In Person SEES Seminar --- Dr. Frances Cooper, University College London Title - The role of exhumation in generating high-grade copper deposits: Insights from the Central Andes

Abstract: Copper (Cu) is a vital part of the global effort to transition away from fossil fuels towards a greener, low-carbon economy. It is an essential component of most clean energy technologies, from wind turbines and solar panels to electric vehicles and energy storage. Today, 75% of the world's Cu is mined from porphyry Cu deposits (PCDs), which are metal-rich magmatic-hydrothermal systems typically associated with subduction zones. However, there are two problems: (1) finding these deposits is becoming increasingly difficult because most of the “easy” ones on the surface have already been discovered; and (2) they are notoriously low-grade (≲1% Cu), meaning that huge amounts of rock must be removed to retrieve a tiny amount of Cu. This. Means that, as the global demand for Cu continues to grow, mining companies not only need to look for more elusive, buried deposits but also those that will have the least environmental impact. To achieve this requires finding regions that are likely to host the most Cu-rich (highest-grade) deposits, which minimise the amount of extraction required.

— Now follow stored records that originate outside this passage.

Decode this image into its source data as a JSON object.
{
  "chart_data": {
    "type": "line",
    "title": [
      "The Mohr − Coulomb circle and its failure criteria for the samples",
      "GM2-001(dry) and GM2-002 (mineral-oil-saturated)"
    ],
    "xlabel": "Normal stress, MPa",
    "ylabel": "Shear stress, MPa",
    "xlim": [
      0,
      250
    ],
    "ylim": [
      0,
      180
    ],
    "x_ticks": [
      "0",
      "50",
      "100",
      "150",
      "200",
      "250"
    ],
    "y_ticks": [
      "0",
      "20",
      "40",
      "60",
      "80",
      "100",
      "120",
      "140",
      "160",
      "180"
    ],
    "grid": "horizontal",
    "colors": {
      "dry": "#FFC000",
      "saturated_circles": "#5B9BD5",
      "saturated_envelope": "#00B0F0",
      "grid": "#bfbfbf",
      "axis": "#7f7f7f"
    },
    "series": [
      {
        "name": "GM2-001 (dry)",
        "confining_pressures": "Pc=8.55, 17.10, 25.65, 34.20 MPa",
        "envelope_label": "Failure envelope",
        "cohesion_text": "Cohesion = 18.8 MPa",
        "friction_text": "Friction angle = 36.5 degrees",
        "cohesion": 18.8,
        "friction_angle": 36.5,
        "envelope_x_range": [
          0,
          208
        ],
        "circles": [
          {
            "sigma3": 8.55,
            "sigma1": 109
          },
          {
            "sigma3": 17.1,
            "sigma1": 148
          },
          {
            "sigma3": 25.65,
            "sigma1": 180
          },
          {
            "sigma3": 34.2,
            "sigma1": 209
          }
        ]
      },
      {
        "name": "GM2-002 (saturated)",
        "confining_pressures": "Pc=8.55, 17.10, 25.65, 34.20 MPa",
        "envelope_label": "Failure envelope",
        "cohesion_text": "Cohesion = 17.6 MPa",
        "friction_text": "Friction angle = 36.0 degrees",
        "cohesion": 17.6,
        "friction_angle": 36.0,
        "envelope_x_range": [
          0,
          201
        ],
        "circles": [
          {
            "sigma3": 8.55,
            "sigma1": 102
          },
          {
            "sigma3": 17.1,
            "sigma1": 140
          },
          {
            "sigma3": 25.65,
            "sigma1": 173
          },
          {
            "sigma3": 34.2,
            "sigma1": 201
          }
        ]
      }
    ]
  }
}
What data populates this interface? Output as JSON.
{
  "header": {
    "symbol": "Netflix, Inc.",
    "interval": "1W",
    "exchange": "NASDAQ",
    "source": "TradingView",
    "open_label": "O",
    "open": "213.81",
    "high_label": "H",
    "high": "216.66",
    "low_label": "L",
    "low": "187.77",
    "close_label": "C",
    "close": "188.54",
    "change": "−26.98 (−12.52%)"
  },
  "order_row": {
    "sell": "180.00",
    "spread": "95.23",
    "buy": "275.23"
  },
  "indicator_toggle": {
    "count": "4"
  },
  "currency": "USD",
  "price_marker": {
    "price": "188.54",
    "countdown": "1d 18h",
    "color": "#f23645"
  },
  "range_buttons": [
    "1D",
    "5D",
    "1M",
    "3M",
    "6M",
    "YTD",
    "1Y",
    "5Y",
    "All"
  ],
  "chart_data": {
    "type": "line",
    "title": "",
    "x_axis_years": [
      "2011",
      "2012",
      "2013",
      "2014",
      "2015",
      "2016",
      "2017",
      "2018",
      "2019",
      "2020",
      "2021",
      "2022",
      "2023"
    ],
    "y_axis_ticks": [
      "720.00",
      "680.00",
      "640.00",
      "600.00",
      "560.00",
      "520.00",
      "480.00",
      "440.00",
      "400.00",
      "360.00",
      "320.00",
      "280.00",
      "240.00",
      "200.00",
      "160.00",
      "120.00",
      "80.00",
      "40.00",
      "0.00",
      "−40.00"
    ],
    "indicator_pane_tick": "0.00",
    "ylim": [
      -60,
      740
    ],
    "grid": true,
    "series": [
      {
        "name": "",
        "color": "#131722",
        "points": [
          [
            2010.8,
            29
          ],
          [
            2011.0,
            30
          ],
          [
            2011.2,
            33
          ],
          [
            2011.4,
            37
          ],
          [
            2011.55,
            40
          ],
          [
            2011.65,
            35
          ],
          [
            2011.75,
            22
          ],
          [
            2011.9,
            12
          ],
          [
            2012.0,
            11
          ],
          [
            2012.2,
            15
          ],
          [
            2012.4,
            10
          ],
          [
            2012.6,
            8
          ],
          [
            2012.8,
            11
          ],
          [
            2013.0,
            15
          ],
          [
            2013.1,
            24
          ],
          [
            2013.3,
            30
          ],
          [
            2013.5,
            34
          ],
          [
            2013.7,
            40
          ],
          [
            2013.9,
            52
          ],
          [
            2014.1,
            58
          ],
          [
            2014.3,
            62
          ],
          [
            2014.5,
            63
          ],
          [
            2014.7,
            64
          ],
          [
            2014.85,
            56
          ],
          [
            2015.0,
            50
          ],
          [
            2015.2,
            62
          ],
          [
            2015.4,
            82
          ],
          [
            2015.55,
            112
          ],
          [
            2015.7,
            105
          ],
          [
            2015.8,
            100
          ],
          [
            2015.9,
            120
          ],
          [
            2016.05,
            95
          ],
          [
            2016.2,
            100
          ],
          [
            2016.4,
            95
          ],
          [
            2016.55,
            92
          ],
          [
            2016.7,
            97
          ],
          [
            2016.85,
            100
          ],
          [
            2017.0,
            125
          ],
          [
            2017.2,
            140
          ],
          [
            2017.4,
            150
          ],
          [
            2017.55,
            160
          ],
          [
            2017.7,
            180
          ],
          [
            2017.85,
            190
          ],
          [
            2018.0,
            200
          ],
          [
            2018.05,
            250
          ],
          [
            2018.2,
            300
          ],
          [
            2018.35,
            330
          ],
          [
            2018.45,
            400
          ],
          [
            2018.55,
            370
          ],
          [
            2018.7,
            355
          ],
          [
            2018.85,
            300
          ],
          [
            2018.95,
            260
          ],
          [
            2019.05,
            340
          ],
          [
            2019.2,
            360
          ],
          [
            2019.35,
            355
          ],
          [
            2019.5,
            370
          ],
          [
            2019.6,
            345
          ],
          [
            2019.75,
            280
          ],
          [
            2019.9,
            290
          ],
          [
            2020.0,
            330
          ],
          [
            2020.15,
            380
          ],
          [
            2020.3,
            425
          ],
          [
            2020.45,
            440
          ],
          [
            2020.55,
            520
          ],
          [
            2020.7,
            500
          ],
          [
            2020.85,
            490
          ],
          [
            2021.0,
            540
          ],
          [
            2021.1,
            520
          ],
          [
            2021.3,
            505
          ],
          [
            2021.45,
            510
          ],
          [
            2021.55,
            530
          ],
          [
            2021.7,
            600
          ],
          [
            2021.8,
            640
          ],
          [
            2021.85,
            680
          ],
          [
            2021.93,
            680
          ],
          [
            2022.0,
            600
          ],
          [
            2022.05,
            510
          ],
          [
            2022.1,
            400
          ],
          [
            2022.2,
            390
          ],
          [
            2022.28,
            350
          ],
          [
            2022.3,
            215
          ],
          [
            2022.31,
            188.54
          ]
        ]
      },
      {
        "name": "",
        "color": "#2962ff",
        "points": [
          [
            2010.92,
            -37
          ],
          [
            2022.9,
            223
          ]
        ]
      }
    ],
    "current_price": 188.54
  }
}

I suggest that the exhumation history of a PCD plays a critical role in determining its Cu grade and can be used to help narrow down search space. During the initial formation of a PCD, rapid exhumation is needed to advect magmatic heat and metal-carrying fluids into the shallow crust. Exhumation must then slow down so the deposit has time to linger close to the surface where it can be enriched via leaching and reprecipitation of the Cu by meteoric water. During this time, it is not only essential that the climate is wet enough to drive enrichment but also that the deposit is not buried beneath cover rocks that might inhibit the process. I present an example from the Middle Eocene-Early Oligocene copper belt in northern Chile, which hosts some of the world's premier PCDs, but seems to disappear towards the border with Peru. Could there be (potentially lucrative!) buried deposits there or were conditions never conducive for them to form in the first place? By combining U-Pb geochronology, Al-in-hornblende geobarometry, and low-temperature thermochronology to track exhumation histories, we show that this apparent disappearance is due to excessively high exhumation rates followed by burial beneath a large ignimbrite, which left little or no time for enrichment to occur.